3D Prosthetics: Printing Hands for Amputees
The burden of disability is felt strongest in developing countries, where access to services and rehabilitative devices is limited, particularly in rural areas. In regions where manual labor is the basis for economic productivity, amputations can have debilitating effects at the individual and family levels. While some in developing countries may gain access to a prosthetic device donated from a developed country, these are not well suited for the terrain and everyday lives of a user in developing countries. Therefore, can a device be designed specifically for this context and the particular needs of the developing world user? What are the challenges and opportunities? Is 3D printing the answer?

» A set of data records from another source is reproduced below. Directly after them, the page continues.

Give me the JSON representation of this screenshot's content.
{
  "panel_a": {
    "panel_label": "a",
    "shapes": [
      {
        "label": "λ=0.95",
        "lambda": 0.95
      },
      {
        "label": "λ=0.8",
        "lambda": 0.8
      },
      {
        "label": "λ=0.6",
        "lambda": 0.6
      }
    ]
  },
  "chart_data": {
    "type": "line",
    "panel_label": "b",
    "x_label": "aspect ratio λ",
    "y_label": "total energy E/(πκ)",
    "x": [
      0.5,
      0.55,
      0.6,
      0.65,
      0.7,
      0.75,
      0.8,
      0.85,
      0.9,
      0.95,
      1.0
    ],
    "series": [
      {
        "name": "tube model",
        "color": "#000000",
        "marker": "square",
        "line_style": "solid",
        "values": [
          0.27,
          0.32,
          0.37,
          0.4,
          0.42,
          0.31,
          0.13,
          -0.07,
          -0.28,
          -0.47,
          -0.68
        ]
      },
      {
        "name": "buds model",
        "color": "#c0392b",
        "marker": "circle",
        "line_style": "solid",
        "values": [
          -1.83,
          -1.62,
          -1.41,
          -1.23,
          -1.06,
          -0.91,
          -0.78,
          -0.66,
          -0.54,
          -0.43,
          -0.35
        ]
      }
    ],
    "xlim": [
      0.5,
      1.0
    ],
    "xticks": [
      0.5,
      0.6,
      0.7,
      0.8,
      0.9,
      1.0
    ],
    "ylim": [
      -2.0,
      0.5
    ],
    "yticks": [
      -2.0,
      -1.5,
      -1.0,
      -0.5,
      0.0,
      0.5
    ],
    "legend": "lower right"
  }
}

The 3DP venture seeks to address these questions through four targeted areas: (1) An analysis of the upper-limb prosthetic devices currently designed for the developing world context. (2) An exploration of manufacturing methods to determine the ideal method for a prosthetic hand, such as e-NABLE’s Raptor Reloaded. (3) An assessment of the range of tasks that can be successfully accomplished using the Raptor Reloaded. Would these address the likely needs of developing world users? (4) An overview of the community of organizations, clinics, and hospitals working in Zambia to provide prosthetic services. If a prosthetic device is available, how does an organization actually get it to the end user?
While 3D printing is a promising manufacturing method that enables customization, printing times are significant, creating a problem for amputees that must travel long distances. Incorporating injection molding may increase speed while maintaining some of the benefits of 3D printing. Although the current design of the Raptor Reloaded has limited functionality, key design alterations may increase its applicability. Finally, significant challenges preventing widespread access to services lie not with the device, but with the system–the lack of trained prosthetists and difficulties accessing rural amputees. As such, what are the opportunities available to overcome these key bottlenecks in the distribution chain?